Palidece también cuando se compara la movilización de 20,000 de Trump como incumbente con la movilización del senador Barack Obama, para aceptar su candidatura presidencial hace 11 años, en el Estadio Invesco Mile High, en Denver, repleto a su capacidad de 76,125 personas.

Donald Trump demostró en su anuncio de reelección que él verdaderamente cree que el Artículo II de nuestra Constitución nacional le da poder para hacer lo que le venga en gana, sin tener que responderle a nadie, incluso el Congreso de nuestro país.

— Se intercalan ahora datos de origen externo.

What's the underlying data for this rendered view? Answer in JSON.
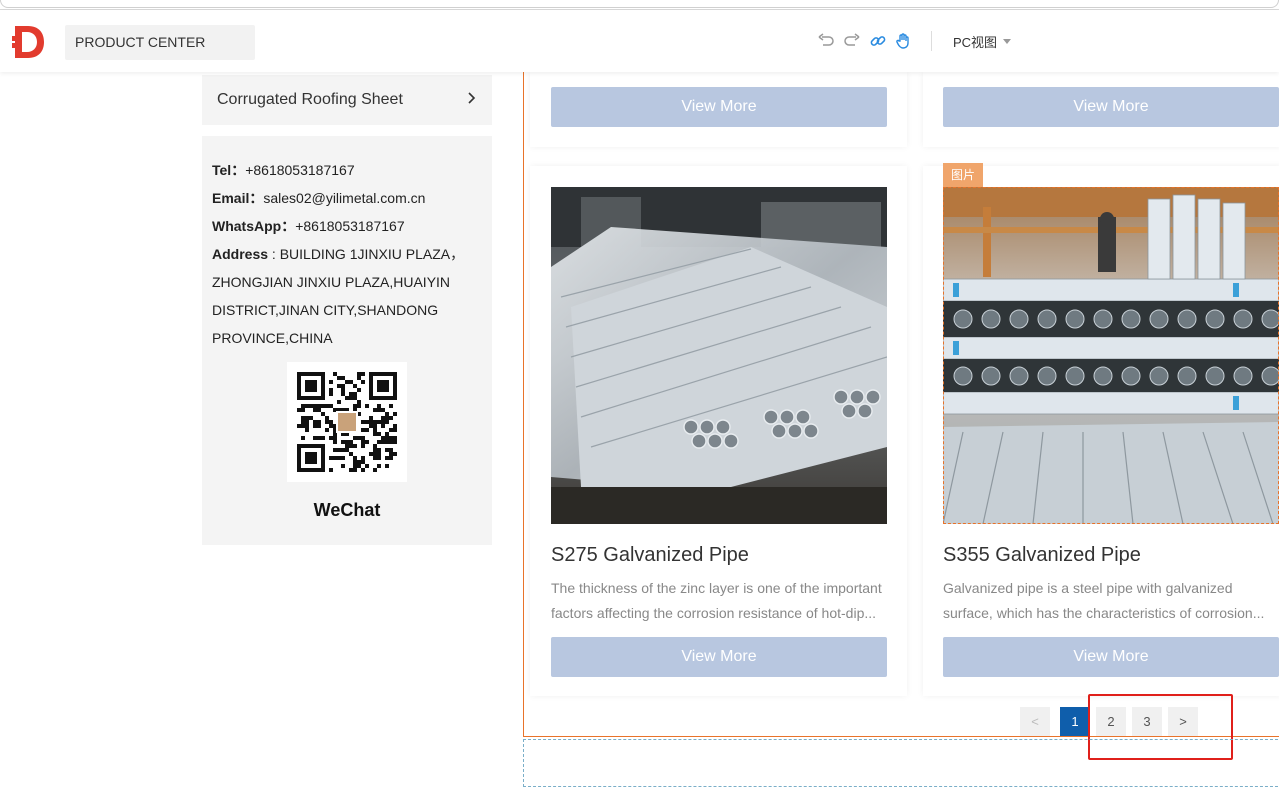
{
  "toolbar": {
    "page_select": "PRODUCT CENTER",
    "view_select": "PC视图",
    "icons": [
      "undo-icon",
      "redo-icon",
      "link-icon",
      "hand-icon"
    ],
    "accent_color": "#e23b2e"
  },
  "sidebar": {
    "category_item": "Corrugated Roofing Sheet",
    "contact": {
      "tel_label": "Tel",
      "tel_value": "+8618053187167",
      "email_label": "Email",
      "email_value": "sales02@yilimetal.com.cn",
      "whatsapp_label": "WhatsApp",
      "whatsapp_value": "+8618053187167",
      "address_label": "Address",
      "address_lines": [
        " : BUILDING 1JINXIU PLAZA，",
        "ZHONGJIAN JINXIU PLAZA,HUAIYIN",
        "DISTRICT,JINAN CITY,SHANDONG",
        "PROVINCE,CHINA"
      ],
      "wechat_label": "WeChat"
    }
  },
  "products": {
    "view_more_label": "View More",
    "image_badge": "图片",
    "items": [
      {
        "title": "S275 Galvanized Pipe",
        "desc_lines": [
          "The thickness of the zinc layer is one of the important",
          "factors affecting the corrosion resistance of hot-dip..."
        ]
      },
      {
        "title": "S355 Galvanized Pipe",
        "desc_lines": [
          "Galvanized pipe is a steel pipe with galvanized",
          "surface, which has the characteristics of corrosion..."
        ]
      }
    ]
  },
  "pagination": {
    "prev": "<",
    "pages": [
      "1",
      "2",
      "3"
    ],
    "next": ">",
    "active_page": "1"
  }
}
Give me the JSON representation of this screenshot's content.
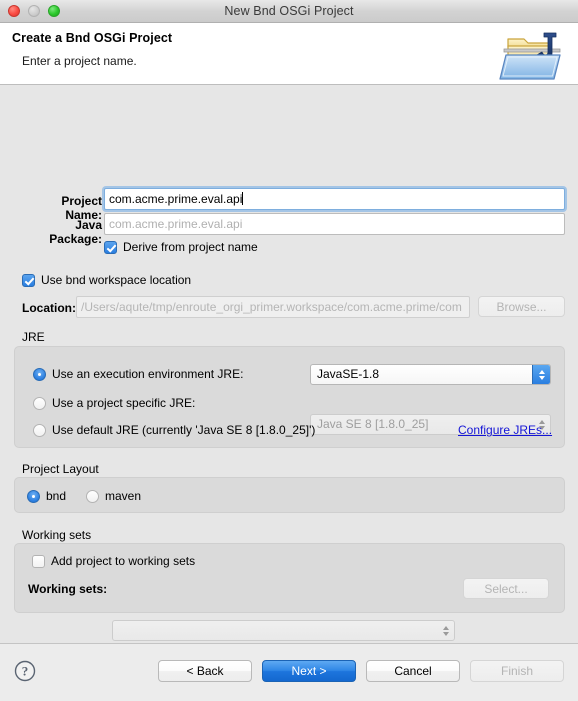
{
  "window": {
    "title": "New Bnd OSGi Project",
    "traffic": {
      "close": "close-button",
      "minimize": "minimize-button",
      "zoom": "zoom-button"
    }
  },
  "header": {
    "title": "Create a Bnd OSGi Project",
    "subtitle": "Enter a project name.",
    "icon": "new-java-project-folder-icon"
  },
  "form": {
    "project_name": {
      "label": "Project Name:",
      "value": "com.acme.prime.eval.api",
      "focused": true
    },
    "java_package": {
      "label": "Java Package:",
      "value": "",
      "placeholder": "com.acme.prime.eval.api",
      "enabled": false
    },
    "derive_checkbox": {
      "label": "Derive from project name",
      "checked": true
    },
    "use_bnd_workspace_checkbox": {
      "label": "Use bnd workspace location",
      "checked": true
    },
    "location": {
      "label": "Location:",
      "value": "/Users/aqute/tmp/enroute_orgi_primer.workspace/com.acme.prime/com",
      "enabled": false
    },
    "browse_button": {
      "label": "Browse...",
      "enabled": false
    }
  },
  "jre": {
    "group_label": "JRE",
    "options": [
      {
        "label": "Use an execution environment JRE:",
        "selected": true,
        "combo_value": "JavaSE-1.8",
        "combo_enabled": true
      },
      {
        "label": "Use a project specific JRE:",
        "selected": false,
        "combo_value": "Java SE 8 [1.8.0_25]",
        "combo_enabled": false
      },
      {
        "label": "Use default JRE (currently 'Java SE 8 [1.8.0_25]')",
        "selected": false
      }
    ],
    "configure_link": "Configure JREs..."
  },
  "project_layout": {
    "group_label": "Project Layout",
    "options": [
      {
        "label": "bnd",
        "selected": true
      },
      {
        "label": "maven",
        "selected": false
      }
    ]
  },
  "working_sets": {
    "group_label": "Working sets",
    "add_checkbox": {
      "label": "Add project to working sets",
      "checked": false
    },
    "select_label": "Working sets:",
    "select_value": "",
    "select_button": {
      "label": "Select...",
      "enabled": false
    }
  },
  "footer": {
    "help_icon": "help-icon",
    "buttons": [
      {
        "label": "< Back",
        "kind": "normal",
        "enabled": true
      },
      {
        "label": "Next >",
        "kind": "default",
        "enabled": true
      },
      {
        "label": "Cancel",
        "kind": "normal",
        "enabled": true
      },
      {
        "label": "Finish",
        "kind": "normal",
        "enabled": false
      }
    ]
  },
  "colors": {
    "accent": "#2a7ee0",
    "link": "#1414d6",
    "window_bg": "#e6e6e6",
    "group_bg": "#dadada"
  }
}
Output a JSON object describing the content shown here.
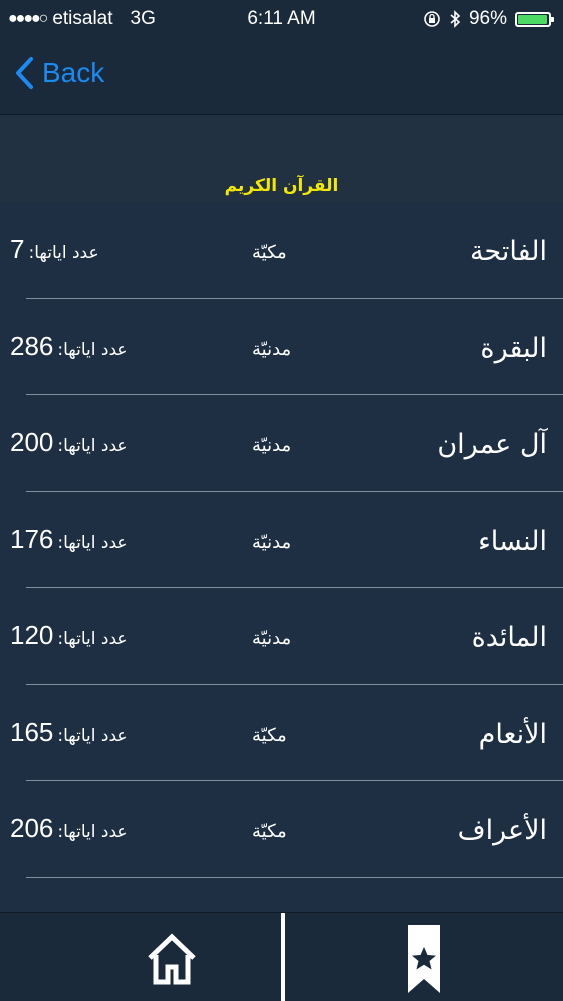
{
  "status_bar": {
    "signal": "●●●●○",
    "carrier": "etisalat",
    "network": "3G",
    "time": "6:11 AM",
    "battery": "96%",
    "battery_level": 0.96
  },
  "nav": {
    "back_label": "Back"
  },
  "header": {
    "title": "القرآن الكريم"
  },
  "verse_label": "عدد اياتها:",
  "surahs": [
    {
      "name": "الفاتحة",
      "type": "مكيّة",
      "verses": "7"
    },
    {
      "name": "البقرة",
      "type": "مدنيّة",
      "verses": "286"
    },
    {
      "name": "آل عمران",
      "type": "مدنيّة",
      "verses": "200"
    },
    {
      "name": "النساء",
      "type": "مدنيّة",
      "verses": "176"
    },
    {
      "name": "المائدة",
      "type": "مدنيّة",
      "verses": "120"
    },
    {
      "name": "الأنعام",
      "type": "مكيّة",
      "verses": "165"
    },
    {
      "name": "الأعراف",
      "type": "مكيّة",
      "verses": "206"
    }
  ],
  "tab_bar": {
    "home_icon": "home-icon",
    "bookmark_icon": "bookmark-star-icon"
  },
  "colors": {
    "accent": "#1b8bf2",
    "title": "#f2e800",
    "battery": "#4cd964"
  }
}
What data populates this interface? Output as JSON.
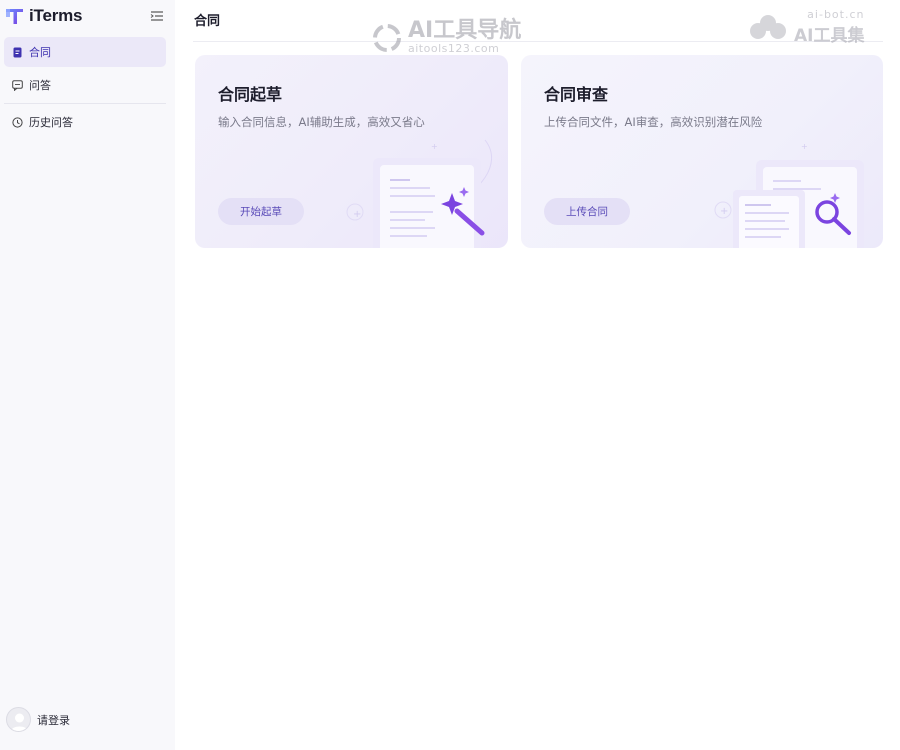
{
  "app": {
    "name": "iTerms"
  },
  "sidebar": {
    "items": [
      {
        "label": "合同",
        "icon": "document-icon",
        "active": true
      },
      {
        "label": "问答",
        "icon": "chat-icon",
        "active": false
      },
      {
        "label": "历史问答",
        "icon": "clock-icon",
        "active": false
      }
    ],
    "login_label": "请登录"
  },
  "main": {
    "title": "合同",
    "cards": [
      {
        "title": "合同起草",
        "description": "输入合同信息，AI辅助生成，高效又省心",
        "button": "开始起草"
      },
      {
        "title": "合同审查",
        "description": "上传合同文件，AI审查，高效识别潜在风险",
        "button": "上传合同"
      }
    ]
  },
  "watermarks": {
    "left_main": "AI工具导航",
    "left_sub": "aitools123.com",
    "right_sub": "ai-bot.cn",
    "right_main": "AI工具集"
  },
  "colors": {
    "accent": "#3f33b0",
    "active_bg": "#ebe8f8",
    "button_bg": "#e4e0f6",
    "button_text": "#5a4bb8",
    "sidebar_bg": "#f8f8fb"
  }
}
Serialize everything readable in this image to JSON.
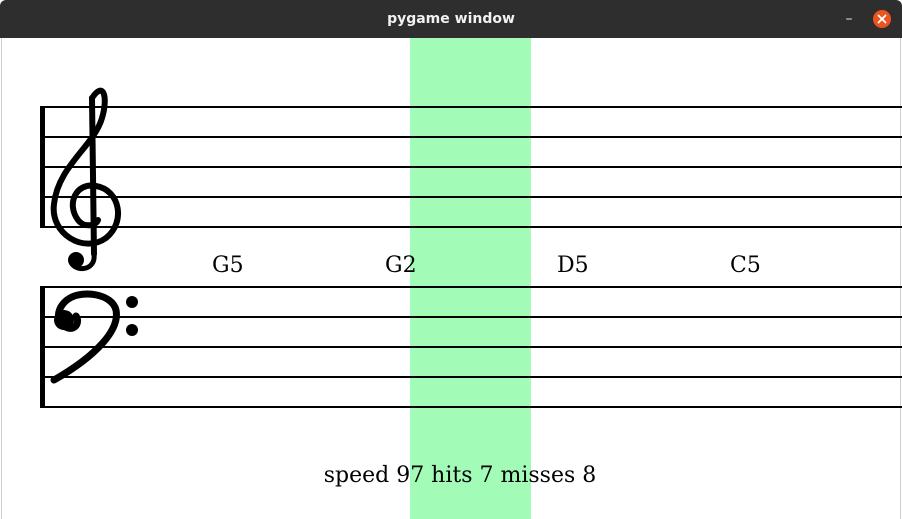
{
  "window": {
    "title": "pygame window",
    "minimize_symbol": "–",
    "close_icon": "close-icon",
    "close_color": "#e95420"
  },
  "score": {
    "treble_clef": "treble-clef-icon",
    "bass_clef": "bass-clef-icon",
    "hit_zone_color": "#a3fbb8",
    "notes": [
      "G5",
      "G2",
      "D5",
      "C5"
    ]
  },
  "status": {
    "text": "speed 97 hits 7 misses 8"
  }
}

Dedicó gran parte de su mensaje para reiterar su intención de no respetar el ejercicio de poderes constitucionales del Congreso, para acusar a los demócratas de ser socialistas y veinte cosas más, para entonces expresar su deseo de que demócratas y republicanos puedan llegar a entendimientos consensuales sobre inmigración, infraestructura y otras áreas de tranque en el Congreso.

Durante todo su mensaje, optó por ser el mismo Donald Trump al que nos tiene acostumbrado.  Después de su laureado discurso en las costas de Normandía el pasado 6 de junio, después de recitar la oración que su predecessor, Franklin Delano Roosevelt, dedicó a los miles de soldados estadounidenses que dieron el sacrificio máximo en esa invasión, Trump dejó atrás ese espíritu de concordia para retomar el rol del Trump bribón, abusador y agresor.

No sabemos aún cuál de 23 demócratas será el candidato presidencial, pero ya sabemos que el nominado republicano será más de lo mismo: Donald J. Trump.